Lastly, one of my best friends went silent.  I was not prepared for this.  Dennis and I had worked together for many years.  After he left the company, we kept in constant touch.  We went to races together.  We went out to eat a lot together.  He became an uncle to my son and a very good friend to my nephew.  He went to Thanksgiving with us to my sister's house in Alabama one year.  It seems like my whole adult life was spent with Dennis.  He eventually moved to Mississippi but we kept in constant communication almost on a daily basis.  Aside from my mom and dad, brother and sisters and my niece Kelly Lynn, his birthday was the only other one I could ever remember and that was because he shared his birthday with Elvis.  I would call him to tell him happy birthday and he would always reply, every year with "thank ya... thank ya very much..".  Last February, a few weeks after his birthday, I got an email from one of his friends down south.  He had left a list of people to contact just in case.  He had passed suddenly from heart failure.  The last thing he said to me was "okay... catch you later".  That was three days before the email arrived.  The silence had descended on my friend.  I will never hear "Thank ya... Thank ya very much.." from him again.

There is an upside to the silence of death though.  The upside comes with hearing new voices that with time replace the ones gone silent.  Mei, Joshua, Hayden, Conner,  Samantha and Jesse.  Emmet and Will, Andrew and Abbey and Mags and Heidi's Oscar. Jayden, Talia, and Kiki and even though I have never met her, I hear Georgia on Facebook all the time and she has a WONDERFUL giggle. New voices that are so fun to hear.

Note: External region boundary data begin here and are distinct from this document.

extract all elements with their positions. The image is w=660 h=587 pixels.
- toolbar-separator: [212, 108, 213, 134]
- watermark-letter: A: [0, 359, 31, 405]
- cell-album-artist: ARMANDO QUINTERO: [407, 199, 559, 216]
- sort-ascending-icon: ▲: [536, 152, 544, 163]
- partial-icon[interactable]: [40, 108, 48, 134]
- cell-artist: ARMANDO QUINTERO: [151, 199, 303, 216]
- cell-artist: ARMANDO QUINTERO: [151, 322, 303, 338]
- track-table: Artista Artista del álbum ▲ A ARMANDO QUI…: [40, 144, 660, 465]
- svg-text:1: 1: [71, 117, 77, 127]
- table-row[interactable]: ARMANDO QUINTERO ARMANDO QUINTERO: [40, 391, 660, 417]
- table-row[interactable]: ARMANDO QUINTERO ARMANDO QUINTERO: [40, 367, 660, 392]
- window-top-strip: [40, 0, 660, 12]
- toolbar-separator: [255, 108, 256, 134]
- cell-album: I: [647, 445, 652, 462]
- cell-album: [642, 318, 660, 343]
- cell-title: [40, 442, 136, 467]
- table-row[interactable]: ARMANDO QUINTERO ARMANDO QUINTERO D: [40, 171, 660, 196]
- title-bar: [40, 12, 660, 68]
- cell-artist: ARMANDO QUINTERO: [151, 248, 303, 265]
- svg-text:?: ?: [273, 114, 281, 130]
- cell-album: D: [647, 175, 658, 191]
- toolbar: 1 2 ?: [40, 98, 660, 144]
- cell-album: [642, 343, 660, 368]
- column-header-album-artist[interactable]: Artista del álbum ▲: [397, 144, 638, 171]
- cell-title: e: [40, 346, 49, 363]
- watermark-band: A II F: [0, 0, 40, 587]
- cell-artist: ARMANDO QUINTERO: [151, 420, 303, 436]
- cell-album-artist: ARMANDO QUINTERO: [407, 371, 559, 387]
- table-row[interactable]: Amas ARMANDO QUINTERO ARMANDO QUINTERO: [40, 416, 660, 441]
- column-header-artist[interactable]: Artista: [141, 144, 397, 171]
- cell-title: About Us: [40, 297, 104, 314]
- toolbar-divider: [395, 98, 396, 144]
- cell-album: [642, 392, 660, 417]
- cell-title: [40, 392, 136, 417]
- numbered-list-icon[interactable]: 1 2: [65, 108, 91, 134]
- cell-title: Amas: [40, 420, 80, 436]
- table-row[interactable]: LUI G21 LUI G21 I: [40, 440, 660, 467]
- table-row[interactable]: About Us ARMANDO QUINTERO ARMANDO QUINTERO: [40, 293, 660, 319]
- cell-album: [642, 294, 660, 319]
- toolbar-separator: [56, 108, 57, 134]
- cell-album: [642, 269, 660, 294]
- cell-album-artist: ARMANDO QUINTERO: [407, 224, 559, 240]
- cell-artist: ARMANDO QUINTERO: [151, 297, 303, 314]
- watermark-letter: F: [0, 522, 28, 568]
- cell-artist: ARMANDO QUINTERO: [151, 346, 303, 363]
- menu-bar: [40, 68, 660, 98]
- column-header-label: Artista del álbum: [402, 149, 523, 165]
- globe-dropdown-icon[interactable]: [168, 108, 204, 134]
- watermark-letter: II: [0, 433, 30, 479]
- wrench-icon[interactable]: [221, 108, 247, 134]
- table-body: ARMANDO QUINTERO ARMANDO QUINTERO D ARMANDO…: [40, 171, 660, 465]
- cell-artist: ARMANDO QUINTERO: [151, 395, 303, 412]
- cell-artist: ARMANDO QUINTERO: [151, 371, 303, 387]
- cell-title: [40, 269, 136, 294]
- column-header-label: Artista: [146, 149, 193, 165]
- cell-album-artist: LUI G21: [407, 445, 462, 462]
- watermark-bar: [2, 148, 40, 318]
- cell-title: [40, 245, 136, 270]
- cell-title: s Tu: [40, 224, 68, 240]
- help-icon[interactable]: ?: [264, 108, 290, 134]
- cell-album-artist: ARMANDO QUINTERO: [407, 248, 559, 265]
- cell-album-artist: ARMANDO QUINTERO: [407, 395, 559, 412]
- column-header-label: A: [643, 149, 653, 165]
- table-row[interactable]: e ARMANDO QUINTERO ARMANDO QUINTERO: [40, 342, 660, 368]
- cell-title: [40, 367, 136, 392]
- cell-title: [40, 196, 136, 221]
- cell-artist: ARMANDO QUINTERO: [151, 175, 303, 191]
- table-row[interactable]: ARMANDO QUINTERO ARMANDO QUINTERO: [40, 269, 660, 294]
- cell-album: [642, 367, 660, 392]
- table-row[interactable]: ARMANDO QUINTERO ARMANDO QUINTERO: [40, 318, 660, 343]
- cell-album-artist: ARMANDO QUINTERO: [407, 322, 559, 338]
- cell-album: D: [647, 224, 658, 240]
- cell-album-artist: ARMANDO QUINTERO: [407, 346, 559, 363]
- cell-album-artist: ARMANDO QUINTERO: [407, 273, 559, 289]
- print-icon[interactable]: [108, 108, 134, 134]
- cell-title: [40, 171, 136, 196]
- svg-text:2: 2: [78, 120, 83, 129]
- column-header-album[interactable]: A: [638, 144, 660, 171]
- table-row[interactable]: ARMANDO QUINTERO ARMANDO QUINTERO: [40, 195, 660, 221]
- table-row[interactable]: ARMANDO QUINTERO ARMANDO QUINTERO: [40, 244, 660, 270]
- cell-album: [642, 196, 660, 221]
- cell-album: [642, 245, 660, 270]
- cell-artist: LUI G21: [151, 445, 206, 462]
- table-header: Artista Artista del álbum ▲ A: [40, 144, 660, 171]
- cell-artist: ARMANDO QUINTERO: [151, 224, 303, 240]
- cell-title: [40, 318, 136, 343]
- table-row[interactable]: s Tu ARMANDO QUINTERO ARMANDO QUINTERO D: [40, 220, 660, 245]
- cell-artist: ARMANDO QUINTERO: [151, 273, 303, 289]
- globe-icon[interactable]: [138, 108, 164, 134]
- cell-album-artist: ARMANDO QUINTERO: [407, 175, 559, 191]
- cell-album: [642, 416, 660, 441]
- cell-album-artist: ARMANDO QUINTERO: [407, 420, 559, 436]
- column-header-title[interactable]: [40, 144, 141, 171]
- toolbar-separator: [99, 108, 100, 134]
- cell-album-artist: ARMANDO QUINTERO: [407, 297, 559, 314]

The other upside comes when the silence of death falls on me.  No longer will I hear those last words of those that I loved and miss them so much it hurts at times.  Then there is the upside for everyone else.  No longer will you have to put up with my sarcastic sayings, my dry sense of humor, or my passionate positions on political issues.  There will be no more wondering how I am doing with my mental issues. No longer will people stop when something is said and wonder "oh no, what is going to come out of Bill's mouth on this?"  The one thing that I hope for and I am very sincere in this, is that when the silence falls on me, my last words that are remembered are nice and pleasant, hopefully with a little of that dark sense of humor mixed in.  I don't know when that will be.  Dennis taught me that lesson.  We just never know.

I am going to try very hard, just in case, not to talk mean or treat anyone mean as I age.  I am going to try my best to leave everyone with at least a fond "good-bye".